Would've never thought of that kind, hmm, I should've added this bit also. Budget, lol

Not looking for the cheapest option, but not the most expensive. What would be a good higher middle ground choice?
Like at discount tires website, haha,

good, better, BEST!!!


----------



## DS (Oct 10, 2011)

Teak - on the best boats… IMHO


----------



## Lazyman (Aug 8, 2014)

I've never tried it for a wet location but the old warship Old Iron Side was made from Live Oak. Any time my live oak tree is pruned, I save the logs for projects. I've been thinking about making a shower caddy so maybe I will give that a try. Teak is used for lots of spa related stuff. Bald Cypress might be another option. Just make sure that you don't use an non-stainless hardware as high tannin woods will blacken where there is contact and moisture. Oil finishes are probably best. You can always refresh them as needed. Anything that seals with a film, like poly, will eventually develop some small cracks, especially around joints, and any moisture that seep in won't be able to leave and you may get mildew underneath the finish.


----------



## Kilo19 (Oct 13, 2017)

> I ve never tried it for a wet location but the old warship Old Iron Side was made from Live Oak.

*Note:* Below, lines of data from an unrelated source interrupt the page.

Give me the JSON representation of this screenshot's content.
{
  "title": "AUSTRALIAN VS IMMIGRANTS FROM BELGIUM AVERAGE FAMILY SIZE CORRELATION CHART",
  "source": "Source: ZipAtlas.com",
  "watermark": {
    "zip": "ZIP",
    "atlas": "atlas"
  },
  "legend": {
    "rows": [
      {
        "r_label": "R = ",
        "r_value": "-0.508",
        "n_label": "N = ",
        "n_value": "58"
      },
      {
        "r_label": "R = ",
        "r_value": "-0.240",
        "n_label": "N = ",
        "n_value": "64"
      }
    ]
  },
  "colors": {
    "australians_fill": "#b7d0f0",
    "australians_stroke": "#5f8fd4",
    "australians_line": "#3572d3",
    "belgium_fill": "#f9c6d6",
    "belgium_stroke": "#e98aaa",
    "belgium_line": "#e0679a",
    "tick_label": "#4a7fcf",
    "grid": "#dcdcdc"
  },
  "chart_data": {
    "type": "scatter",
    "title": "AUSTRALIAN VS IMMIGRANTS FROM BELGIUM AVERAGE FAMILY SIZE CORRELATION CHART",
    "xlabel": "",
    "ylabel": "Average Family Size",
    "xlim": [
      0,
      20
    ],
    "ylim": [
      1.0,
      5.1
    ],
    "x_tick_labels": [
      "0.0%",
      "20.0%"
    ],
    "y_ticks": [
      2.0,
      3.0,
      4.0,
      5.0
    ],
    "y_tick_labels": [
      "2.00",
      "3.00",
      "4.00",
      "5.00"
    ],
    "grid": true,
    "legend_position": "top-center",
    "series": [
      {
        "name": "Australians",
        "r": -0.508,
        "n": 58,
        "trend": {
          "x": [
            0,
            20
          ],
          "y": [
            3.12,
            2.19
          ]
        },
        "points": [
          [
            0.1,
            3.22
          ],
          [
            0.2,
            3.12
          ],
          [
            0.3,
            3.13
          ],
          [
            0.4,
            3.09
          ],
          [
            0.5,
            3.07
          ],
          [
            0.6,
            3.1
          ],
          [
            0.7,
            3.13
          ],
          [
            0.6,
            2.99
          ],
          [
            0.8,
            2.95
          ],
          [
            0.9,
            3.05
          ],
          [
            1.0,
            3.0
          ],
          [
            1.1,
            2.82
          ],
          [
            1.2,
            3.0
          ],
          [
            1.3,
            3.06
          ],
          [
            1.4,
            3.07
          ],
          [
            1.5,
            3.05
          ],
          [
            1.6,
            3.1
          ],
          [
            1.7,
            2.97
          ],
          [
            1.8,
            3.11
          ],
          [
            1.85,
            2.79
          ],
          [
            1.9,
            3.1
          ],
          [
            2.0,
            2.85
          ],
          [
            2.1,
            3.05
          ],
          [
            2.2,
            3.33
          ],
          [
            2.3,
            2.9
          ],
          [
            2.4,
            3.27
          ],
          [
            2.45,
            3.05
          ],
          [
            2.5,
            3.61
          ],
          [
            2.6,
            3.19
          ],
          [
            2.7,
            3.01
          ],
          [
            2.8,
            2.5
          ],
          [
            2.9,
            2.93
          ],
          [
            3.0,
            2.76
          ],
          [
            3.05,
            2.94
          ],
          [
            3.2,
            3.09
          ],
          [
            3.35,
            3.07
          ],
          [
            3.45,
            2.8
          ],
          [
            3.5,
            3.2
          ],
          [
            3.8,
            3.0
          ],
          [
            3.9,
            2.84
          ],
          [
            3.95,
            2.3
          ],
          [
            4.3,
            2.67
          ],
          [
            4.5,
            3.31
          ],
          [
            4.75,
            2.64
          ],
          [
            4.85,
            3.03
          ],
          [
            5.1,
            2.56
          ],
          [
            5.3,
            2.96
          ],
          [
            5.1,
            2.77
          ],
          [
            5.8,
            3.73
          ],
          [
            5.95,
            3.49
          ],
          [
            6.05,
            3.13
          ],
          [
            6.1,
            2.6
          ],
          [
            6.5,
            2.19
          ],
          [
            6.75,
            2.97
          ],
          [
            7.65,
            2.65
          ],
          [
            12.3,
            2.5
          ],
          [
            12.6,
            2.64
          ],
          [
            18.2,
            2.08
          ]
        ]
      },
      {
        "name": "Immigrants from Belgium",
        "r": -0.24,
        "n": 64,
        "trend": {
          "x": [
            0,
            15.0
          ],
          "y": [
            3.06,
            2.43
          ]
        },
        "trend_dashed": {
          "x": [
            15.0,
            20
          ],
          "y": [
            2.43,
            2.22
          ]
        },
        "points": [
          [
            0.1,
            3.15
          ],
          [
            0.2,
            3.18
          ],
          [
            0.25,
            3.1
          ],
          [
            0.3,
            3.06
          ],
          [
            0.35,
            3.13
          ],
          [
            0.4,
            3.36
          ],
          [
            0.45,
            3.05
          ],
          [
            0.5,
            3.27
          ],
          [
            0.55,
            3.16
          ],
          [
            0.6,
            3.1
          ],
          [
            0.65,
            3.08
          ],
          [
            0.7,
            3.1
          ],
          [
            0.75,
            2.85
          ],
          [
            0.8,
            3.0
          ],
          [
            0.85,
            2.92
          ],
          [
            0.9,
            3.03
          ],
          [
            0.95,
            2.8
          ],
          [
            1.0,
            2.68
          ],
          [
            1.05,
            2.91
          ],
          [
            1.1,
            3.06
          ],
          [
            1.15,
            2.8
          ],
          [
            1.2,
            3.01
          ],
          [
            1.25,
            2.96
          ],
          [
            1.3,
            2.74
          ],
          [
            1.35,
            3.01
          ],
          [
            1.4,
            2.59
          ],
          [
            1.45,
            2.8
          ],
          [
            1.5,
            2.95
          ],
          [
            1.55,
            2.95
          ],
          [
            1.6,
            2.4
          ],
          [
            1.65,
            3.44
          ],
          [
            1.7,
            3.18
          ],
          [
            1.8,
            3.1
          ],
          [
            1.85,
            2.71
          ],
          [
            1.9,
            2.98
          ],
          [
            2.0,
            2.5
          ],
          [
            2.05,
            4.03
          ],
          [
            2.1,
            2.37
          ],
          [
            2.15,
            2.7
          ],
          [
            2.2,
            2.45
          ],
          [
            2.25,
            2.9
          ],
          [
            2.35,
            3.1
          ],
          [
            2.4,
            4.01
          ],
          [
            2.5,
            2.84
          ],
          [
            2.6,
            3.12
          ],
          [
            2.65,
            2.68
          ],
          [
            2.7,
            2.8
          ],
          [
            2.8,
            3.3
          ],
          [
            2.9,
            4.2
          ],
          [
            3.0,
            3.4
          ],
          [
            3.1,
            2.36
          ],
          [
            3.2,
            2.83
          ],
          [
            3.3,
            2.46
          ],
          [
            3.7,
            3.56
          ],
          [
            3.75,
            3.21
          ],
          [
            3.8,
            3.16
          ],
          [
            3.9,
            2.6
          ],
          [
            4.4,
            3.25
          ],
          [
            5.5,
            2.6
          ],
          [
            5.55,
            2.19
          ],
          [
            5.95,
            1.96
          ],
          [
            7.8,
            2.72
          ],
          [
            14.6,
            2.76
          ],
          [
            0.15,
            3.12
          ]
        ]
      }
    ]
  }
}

Any time my live oak tree is pruned, I save the logs for projects. I ve been thinking about making a shower caddy so maybe I will give that a try. Teak is used for lots of spa related stuff. Bald Cypress might be another option. Just make sure that you don t use an non-stainless hardware as high tannin woods will blacken where there is contact and moisture. Oil finishes are probably best. You can always refresh them as needed. Anything that seals with a film, like poly, will eventually develop some small cracks, especially around joints, and any moisture that seep in won t be able to leave and you may get mildew underneath the finish.
> 
> - Lazyman


Ok, so an oil finish, Like tung oil, BLO, or just plain mineral spirits?


----------



## Lazyman (Aug 8, 2014)

Correct, make sure they don't have any resins added. Some of them have varnish in them so they only need one or two coats. I assume you meant mineral oil versus mineral spirits. Mineral oil is not a polymerizing oil and never really dries, or will feel oily until it finally does anyway, so I would not recommend that for this application. I really like Tried and True brand finishes. I usually use their varnish oil but their Original finish which is basically BLO with wax would be my choice for this. Of course you can always add the wax separately for a little extra water resistance. There may be other oil finishes that are better for this application but I have not used them.


----------



## Kilo19 (Oct 13, 2017)

> Correct, make sure they don't have any resins added. Some of them have varnish in them so they only need one or two coats. I assume you meant mineral oil versus mineral spirits. Mineral oil is not a polymerizing oil and never really dries, or will feel oily until it finally does anyway, so I would not recommend that for this application. I really like Tried and True brand finishes. I usually use their varnish oil but their Original finish which is basically BLO with wax would be my choice for this. Of course you can always add the wax separately for a little extra water resistance. There may be other oil finishes that are better for this application but I have not used them.
> 
> - Lazyman


Haha, yea mineral oil, sorry bout that.
Yea I do remember reading about people mixing BLO and wax. Come to think of it, that sounds good to me. Its just that furniture, plain wax right? and like a 50/50 mix of BLO? Or was it bees wax shavings and the oil?


----------



## Lazyman (Aug 8, 2014)

I've never mixed my own so I am not sure of the proportions for that. Not really worth the trouble for me. I think that the mixes usually use carnuba and/or beeswax. Some of the paste waxes have the same thing but they may have other additives or solvents to soften them? Personally, I usually just apply paste wax on top of the oil finishes when I want to give them a little more protection.


----------



## Kilo19 (Oct 13, 2017)

> I ve never mixed my own so I am not sure of the proportions for that. Not really worth the trouble for me. I think that the mixes usually use carnuba and/or beeswax. Some of the paste waxes have the same thing but they may have other additives or solvents to soften them? Personally, I usually just apply paste wax on top of the oil finishes when I want to give them a little more protection.
> 
> - Lazyman


:thumbsup:


----------



## runswithscissors (Nov 8, 2012)

Ipe, which is often used for decks and porches, seems to perform well under wet conditions. Haven't used it myself. You might be able to find some offcuts from a deck project.


----------



## GR8HUNTER (Jun 13, 2016)

Paul used Purpleheart in his boat : http://www.lumberjocks.com/projects/390009 :<)))


----------